The UN mission in Libya, UNSMIL, continues to receive "credible information on the involvement of state and local authorities in contraband and migrant trafficking," said UN Secretary-General Antonio Guterres in a report on Libya released last week.
The report said the traffickers' business model in Libya continues to evolve and adapt to an environment made increasingly difficult by instability and conflict.
In a climate of widespread illegality, "armed groups obtain significant profits by imposing heavy taxes in exchange for protection services for traffickers' convoys," read the report. The UN panel of experts on Libya said it is concerned by the attempts of various groups to obtain legitimacy by pretending to support anti-trafficking forces with the goal of receiving technical and material assistance from abroad.

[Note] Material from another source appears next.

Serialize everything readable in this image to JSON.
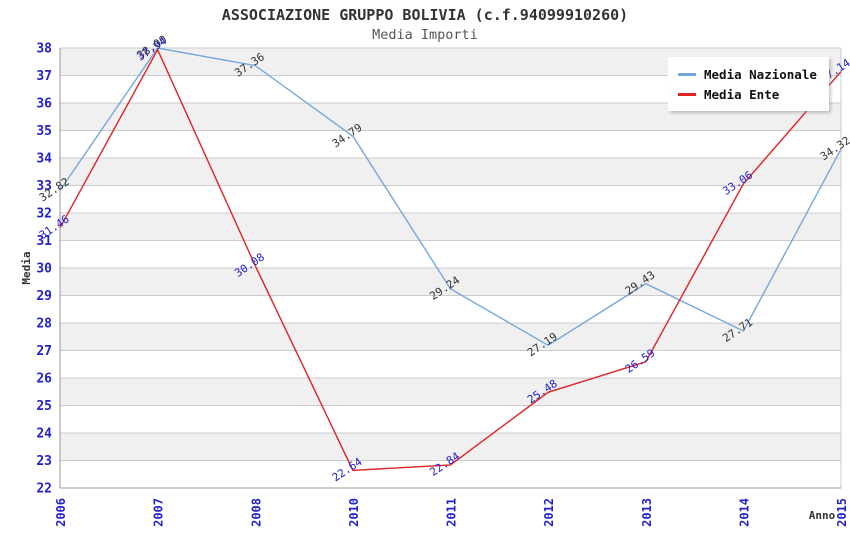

Detention centers 'paradise for trafficking'
Meanwhile, Libyan detention centers including facilities at Khoms, Suq al-Khamis and Zawiyah have become "paradises for trafficking and possible forced disappearances."
Since the start of the offensive in Libya on April 4, 2019, hundreds of people intercepted by the Libyan Coast Guard have been sent to detention centers run by the Anti-Immigration Directorate and to unofficial centers controlled by militias, while others disappeared after disembarkation.
The UN Secretary-General's report said requests to locate these people "did not receive any response on the part of the [internationally approved] Government of National Accord."
Citing UNHCR data, Guterres calculated that about 4,700 refugees and migrants are being detained in Libya, while Libyan authorities have spoken of thousands more prisoners of traffickers in centers to which UNHCR has no access.
'Climate of impunity on human rights violations'
Guterres said he is concerned about the "climate of impunity" in the face of systematic violations of human rights, "particularly due to the void created by the weakness of law enforcement and the general lack of security." He said migrants and refugees experience tragic conditions inside the centers, as well as during their journeys toward the Libyan coast; and are "forced to go hungry, endure violent beatings, torture with heated metal, electric shocks, sexual and gender violence."
UNICEF observed that nearly half of the women and young girls said they have experienced sexual violence in these camps. Many of them said they had to resort to emergency contraception in order to avoid falling pregnant.